The concern voiced by the journal is that the benefits to shareholders of a cash purchase of Monsanto by Bayer are not sufficient to pay cover the cost of acquisition. In short this takeover does not create sufficient value to justify itself in the near term. Rather Bayer seems to be thinking that factors such as the increasing need for more food from a limited amount of arable land will make Monsanto’s seed and herbicide business more and more profitable. In this case why would Monsanto shareholders want to sell?
Too Much for Too Little Current Value
Bloomberg notes that investors are showing alarm at the final price of the Bayer bid for Monsanto.
The German company on Monday said it had told Monsanto it’s willing to pay $122 a share in cash. Bayer’s stock dropped as much as 6 percent, extending losses since the potential deal was first revealed.
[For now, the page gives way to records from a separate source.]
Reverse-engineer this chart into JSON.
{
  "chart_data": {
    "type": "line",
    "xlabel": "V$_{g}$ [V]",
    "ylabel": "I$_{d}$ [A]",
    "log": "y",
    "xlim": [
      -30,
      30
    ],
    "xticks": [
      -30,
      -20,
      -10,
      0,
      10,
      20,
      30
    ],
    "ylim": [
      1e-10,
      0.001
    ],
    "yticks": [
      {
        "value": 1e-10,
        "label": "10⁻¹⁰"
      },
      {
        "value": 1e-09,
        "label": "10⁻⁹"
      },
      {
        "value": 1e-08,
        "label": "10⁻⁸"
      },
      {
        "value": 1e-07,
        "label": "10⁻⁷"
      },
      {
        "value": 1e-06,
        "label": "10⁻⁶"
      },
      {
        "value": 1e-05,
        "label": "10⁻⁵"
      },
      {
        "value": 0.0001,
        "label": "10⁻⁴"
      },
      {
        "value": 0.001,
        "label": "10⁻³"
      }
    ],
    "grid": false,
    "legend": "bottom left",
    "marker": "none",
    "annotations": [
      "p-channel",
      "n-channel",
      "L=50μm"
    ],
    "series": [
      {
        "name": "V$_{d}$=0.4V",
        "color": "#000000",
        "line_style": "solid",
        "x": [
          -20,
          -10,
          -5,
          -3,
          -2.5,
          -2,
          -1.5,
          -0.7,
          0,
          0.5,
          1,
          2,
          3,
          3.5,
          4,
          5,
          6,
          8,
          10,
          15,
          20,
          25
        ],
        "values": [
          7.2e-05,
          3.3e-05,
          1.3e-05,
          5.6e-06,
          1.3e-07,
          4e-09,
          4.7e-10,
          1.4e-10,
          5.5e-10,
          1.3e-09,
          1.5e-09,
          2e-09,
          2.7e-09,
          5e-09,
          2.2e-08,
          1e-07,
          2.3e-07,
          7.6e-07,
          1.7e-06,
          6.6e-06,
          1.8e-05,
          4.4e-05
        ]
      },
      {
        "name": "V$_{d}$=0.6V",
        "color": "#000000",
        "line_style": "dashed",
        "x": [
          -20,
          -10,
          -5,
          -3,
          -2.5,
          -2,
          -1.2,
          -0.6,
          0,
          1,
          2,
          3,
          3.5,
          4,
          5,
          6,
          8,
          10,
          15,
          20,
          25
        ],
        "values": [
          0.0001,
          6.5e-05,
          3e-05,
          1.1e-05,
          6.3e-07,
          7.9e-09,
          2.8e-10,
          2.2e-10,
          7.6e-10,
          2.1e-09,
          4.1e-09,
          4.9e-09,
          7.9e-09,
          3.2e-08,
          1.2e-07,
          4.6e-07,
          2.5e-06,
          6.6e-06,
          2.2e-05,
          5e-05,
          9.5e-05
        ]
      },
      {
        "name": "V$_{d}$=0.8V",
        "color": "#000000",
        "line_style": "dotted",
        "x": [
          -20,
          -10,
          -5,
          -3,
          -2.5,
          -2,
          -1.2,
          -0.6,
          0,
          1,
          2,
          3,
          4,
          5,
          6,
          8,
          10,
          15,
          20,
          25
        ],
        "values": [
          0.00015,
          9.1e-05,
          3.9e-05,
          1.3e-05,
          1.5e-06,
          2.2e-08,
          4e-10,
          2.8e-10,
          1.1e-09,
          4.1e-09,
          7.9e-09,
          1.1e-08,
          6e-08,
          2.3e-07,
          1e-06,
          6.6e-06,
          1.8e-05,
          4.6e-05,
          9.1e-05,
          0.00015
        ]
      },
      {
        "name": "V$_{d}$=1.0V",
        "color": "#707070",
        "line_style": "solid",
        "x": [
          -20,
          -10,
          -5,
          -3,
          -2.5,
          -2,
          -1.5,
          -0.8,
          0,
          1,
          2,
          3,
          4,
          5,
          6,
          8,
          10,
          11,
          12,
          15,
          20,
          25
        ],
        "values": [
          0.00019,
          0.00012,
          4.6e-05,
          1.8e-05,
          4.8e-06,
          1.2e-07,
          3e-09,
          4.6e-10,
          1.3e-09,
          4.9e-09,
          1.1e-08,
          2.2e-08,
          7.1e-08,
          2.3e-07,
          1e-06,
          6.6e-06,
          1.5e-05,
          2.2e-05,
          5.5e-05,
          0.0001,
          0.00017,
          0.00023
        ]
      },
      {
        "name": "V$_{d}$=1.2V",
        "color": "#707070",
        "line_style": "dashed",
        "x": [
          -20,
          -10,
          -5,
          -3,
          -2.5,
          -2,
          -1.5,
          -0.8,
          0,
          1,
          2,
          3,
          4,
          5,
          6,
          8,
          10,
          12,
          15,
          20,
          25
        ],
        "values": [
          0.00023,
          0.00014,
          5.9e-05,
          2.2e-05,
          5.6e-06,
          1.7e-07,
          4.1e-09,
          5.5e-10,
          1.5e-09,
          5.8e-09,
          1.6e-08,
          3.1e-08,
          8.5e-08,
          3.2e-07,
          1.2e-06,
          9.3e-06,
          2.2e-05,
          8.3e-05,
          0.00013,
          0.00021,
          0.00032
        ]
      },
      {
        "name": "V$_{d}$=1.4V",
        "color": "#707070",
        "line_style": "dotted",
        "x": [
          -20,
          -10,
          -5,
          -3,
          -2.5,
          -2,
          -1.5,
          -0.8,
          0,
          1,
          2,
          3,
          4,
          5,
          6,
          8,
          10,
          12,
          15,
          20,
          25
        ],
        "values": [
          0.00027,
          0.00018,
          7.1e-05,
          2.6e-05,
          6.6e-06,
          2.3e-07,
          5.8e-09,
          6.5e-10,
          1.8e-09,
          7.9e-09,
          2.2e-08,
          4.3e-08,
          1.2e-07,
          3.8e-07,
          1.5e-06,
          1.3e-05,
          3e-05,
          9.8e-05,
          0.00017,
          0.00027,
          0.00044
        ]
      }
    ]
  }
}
Monsanto shares posted muted gains, rising 4.9 percent to $106.45 in New York trading, signaling that investors remain skeptical about the deal.
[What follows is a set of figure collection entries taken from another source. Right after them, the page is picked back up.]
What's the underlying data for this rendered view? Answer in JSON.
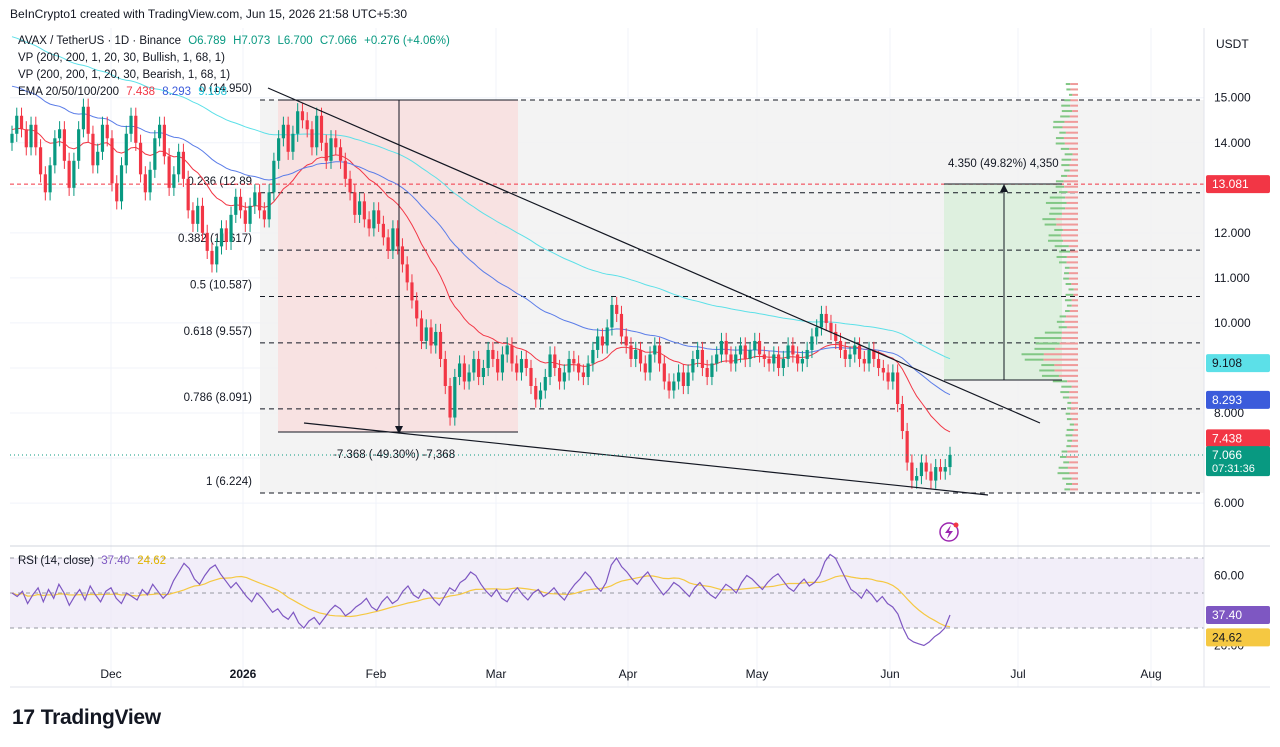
{
  "header": {
    "creator": "BeInCrypto1 created with TradingView.com, Jun 15, 2026 21:58 UTC+5:30"
  },
  "legend": {
    "symbol": "AVAX / TetherUS · 1D · Binance",
    "open": "O6.789",
    "high": "H7.073",
    "low": "L6.700",
    "close": "C7.066",
    "change": "+0.276 (+4.06%)",
    "vp_bull": "VP (200, 200, 1, 20, 30, Bullish, 1, 68, 1)",
    "vp_bear": "VP (200, 200, 1, 20, 30, Bearish, 1, 68, 1)",
    "ema_label": "EMA 20/50/100/200",
    "ema20": "7.438",
    "ema50": "8.293",
    "ema100": "9.108",
    "rsi_label": "RSI (14, close)",
    "rsi_val": "37.40",
    "rsi_ma": "24.62"
  },
  "currency": "USDT",
  "brand": "TradingView",
  "colors": {
    "up": "#089981",
    "down": "#f23645",
    "ema20": "#f23645",
    "ema50": "#5b7de8",
    "ema100": "#5ce0e8",
    "rsi": "#7e57c2",
    "rsi_ma": "#f5c842",
    "axis_text": "#131722"
  },
  "chart_data": {
    "type": "candlestick",
    "x_ticks": [
      "Dec",
      "2026",
      "Feb",
      "Mar",
      "Apr",
      "May",
      "Jun",
      "Jul",
      "Aug"
    ],
    "y_ticks": [
      "15.000",
      "14.000",
      "13.000",
      "12.000",
      "11.000",
      "10.000",
      "9.000",
      "8.000",
      "7.000",
      "6.000"
    ],
    "ylim": [
      5.7,
      15.8
    ],
    "price_labels": [
      {
        "value": 13.081,
        "text": "13.081",
        "color": "#f23645"
      },
      {
        "value": 9.108,
        "text": "9.108",
        "color": "#5ce0e8"
      },
      {
        "value": 8.293,
        "text": "8.293",
        "color": "#3b5bdb"
      },
      {
        "value": 7.438,
        "text": "7.438",
        "color": "#f23645"
      },
      {
        "value": 7.066,
        "text": "7.066",
        "sub": "07:31:36",
        "color": "#089981"
      }
    ],
    "fib_levels": [
      {
        "ratio": "0",
        "value": 14.95,
        "label": "0 (14.950)"
      },
      {
        "ratio": "0.236",
        "value": 12.89,
        "label": "0.236 (12.89"
      },
      {
        "ratio": "0.382",
        "value": 11.617,
        "label": "0.382 (11.617)"
      },
      {
        "ratio": "0.5",
        "value": 10.587,
        "label": "0.5 (10.587)"
      },
      {
        "ratio": "0.618",
        "value": 9.557,
        "label": "0.618 (9.557)"
      },
      {
        "ratio": "0.786",
        "value": 8.091,
        "label": "0.786 (8.091)"
      },
      {
        "ratio": "1",
        "value": 6.224,
        "label": "1 (6.224)"
      }
    ],
    "measure_down": "-7.368 (-49.30%) -7,368",
    "measure_up": "4.350 (49.82%) 4,350",
    "rsi_ticks": [
      "60.00",
      "20.00"
    ],
    "rsi_ylim": [
      14,
      82
    ],
    "close_series": [
      14.2,
      14.6,
      14.3,
      13.9,
      14.4,
      13.9,
      13.3,
      12.9,
      13.5,
      14.1,
      14.3,
      13.6,
      13.0,
      13.6,
      14.3,
      14.8,
      14.2,
      13.5,
      13.8,
      14.4,
      14.1,
      13.1,
      12.7,
      13.5,
      14.2,
      14.6,
      14.0,
      13.3,
      12.9,
      13.4,
      14.1,
      14.4,
      13.7,
      13.0,
      13.3,
      13.8,
      13.2,
      12.5,
      12.2,
      12.6,
      12.0,
      11.6,
      11.3,
      11.7,
      12.1,
      11.8,
      12.4,
      12.8,
      12.5,
      12.2,
      12.6,
      12.9,
      12.5,
      12.3,
      12.9,
      13.6,
      14.1,
      14.4,
      13.8,
      14.2,
      14.7,
      14.5,
      14.3,
      13.9,
      14.6,
      14.0,
      13.6,
      14.1,
      13.9,
      13.6,
      13.2,
      12.9,
      12.4,
      12.7,
      12.3,
      12.1,
      12.5,
      12.2,
      11.9,
      11.6,
      12.1,
      11.7,
      11.3,
      10.9,
      10.5,
      10.1,
      9.6,
      9.9,
      9.5,
      9.8,
      9.2,
      8.6,
      7.9,
      8.8,
      9.1,
      8.7,
      8.9,
      9.2,
      8.8,
      9.0,
      9.4,
      9.2,
      8.9,
      9.3,
      9.5,
      9.1,
      8.9,
      9.2,
      9.0,
      8.6,
      8.3,
      8.5,
      8.8,
      9.3,
      9.0,
      8.7,
      8.9,
      9.2,
      9.1,
      8.9,
      8.8,
      9.1,
      9.4,
      9.7,
      9.5,
      9.9,
      10.4,
      10.2,
      9.7,
      9.5,
      9.2,
      9.4,
      9.1,
      8.9,
      9.3,
      9.5,
      9.1,
      8.7,
      8.5,
      8.7,
      8.9,
      8.6,
      8.9,
      9.2,
      9.4,
      9.0,
      8.8,
      9.1,
      9.3,
      9.6,
      9.3,
      9.1,
      9.3,
      9.5,
      9.2,
      9.4,
      9.6,
      9.3,
      9.2,
      9.1,
      9.3,
      9.0,
      9.2,
      9.5,
      9.3,
      9.1,
      9.2,
      9.4,
      9.7,
      9.9,
      10.2,
      10.0,
      9.8,
      9.6,
      9.4,
      9.2,
      9.3,
      9.5,
      9.2,
      9.1,
      9.4,
      9.2,
      9.0,
      8.9,
      8.7,
      8.9,
      8.2,
      7.6,
      6.9,
      6.5,
      6.6,
      6.9,
      6.7,
      6.5,
      6.8,
      6.7,
      6.8,
      7.07
    ],
    "rsi_series": [
      50,
      48,
      51,
      44,
      49,
      53,
      45,
      52,
      47,
      55,
      50,
      43,
      48,
      52,
      46,
      54,
      49,
      45,
      51,
      53,
      47,
      44,
      50,
      48,
      46,
      52,
      49,
      55,
      51,
      47,
      50,
      57,
      62,
      67,
      64,
      58,
      55,
      60,
      64,
      66,
      61,
      57,
      53,
      56,
      52,
      48,
      45,
      50,
      47,
      43,
      39,
      41,
      37,
      35,
      39,
      33,
      30,
      34,
      36,
      32,
      36,
      40,
      43,
      41,
      37,
      39,
      42,
      44,
      47,
      42,
      40,
      45,
      48,
      44,
      46,
      51,
      54,
      49,
      47,
      52,
      50,
      46,
      43,
      48,
      53,
      51,
      56,
      58,
      62,
      60,
      55,
      51,
      48,
      52,
      47,
      45,
      50,
      53,
      49,
      46,
      50,
      52,
      48,
      50,
      53,
      49,
      46,
      51,
      55,
      58,
      62,
      59,
      54,
      51,
      56,
      66,
      70,
      65,
      62,
      58,
      55,
      59,
      62,
      57,
      53,
      49,
      52,
      56,
      54,
      51,
      48,
      53,
      56,
      52,
      49,
      47,
      51,
      55,
      53,
      50,
      56,
      60,
      58,
      55,
      52,
      56,
      59,
      61,
      57,
      53,
      51,
      55,
      58,
      54,
      56,
      60,
      68,
      72,
      70,
      64,
      58,
      52,
      50,
      47,
      52,
      49,
      45,
      48,
      44,
      42,
      38,
      30,
      24,
      22,
      21,
      20,
      22,
      25,
      27,
      30,
      37.4
    ]
  }
}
“I don’t think Monsanto will accept” Bayer’s proposal, said Andrea Williams, a fund manager at Royal London Asset Management Co. “The danger is that you start then having discussions about how you are going to fund a higher offer, because they are already stretching the balance sheet.”
Bloomberg also notes the likely true reason behind this takeover attempt, the need to boost productivity and feed 10 billion people by 2050. If Bayer is going to convince its own shareholders that having to pay even more for the deal is a wise decision they will lead with the argument that Monsanto is a growth engine due to its unique product mix in crop protection and seeds.
What Constitutes Shareholder Value?
According to Investopedia shareholder value
is the value delivered to shareholders because of management’s ability to grow earnings, dividends and share price. In other words, shareholder value is the sum of all strategic decisions that affect the firm’s ability to efficiently increase the amount of free cash flow over time.
Do takeovers create value? They do if the end result is growth of earnings, dividends and share price for the company that does the taking over. In the case of Bayer taking over Monsanto the seed and crop protection business will need to grow more and faster than the market is currently assuming based on Monsanto’s share price.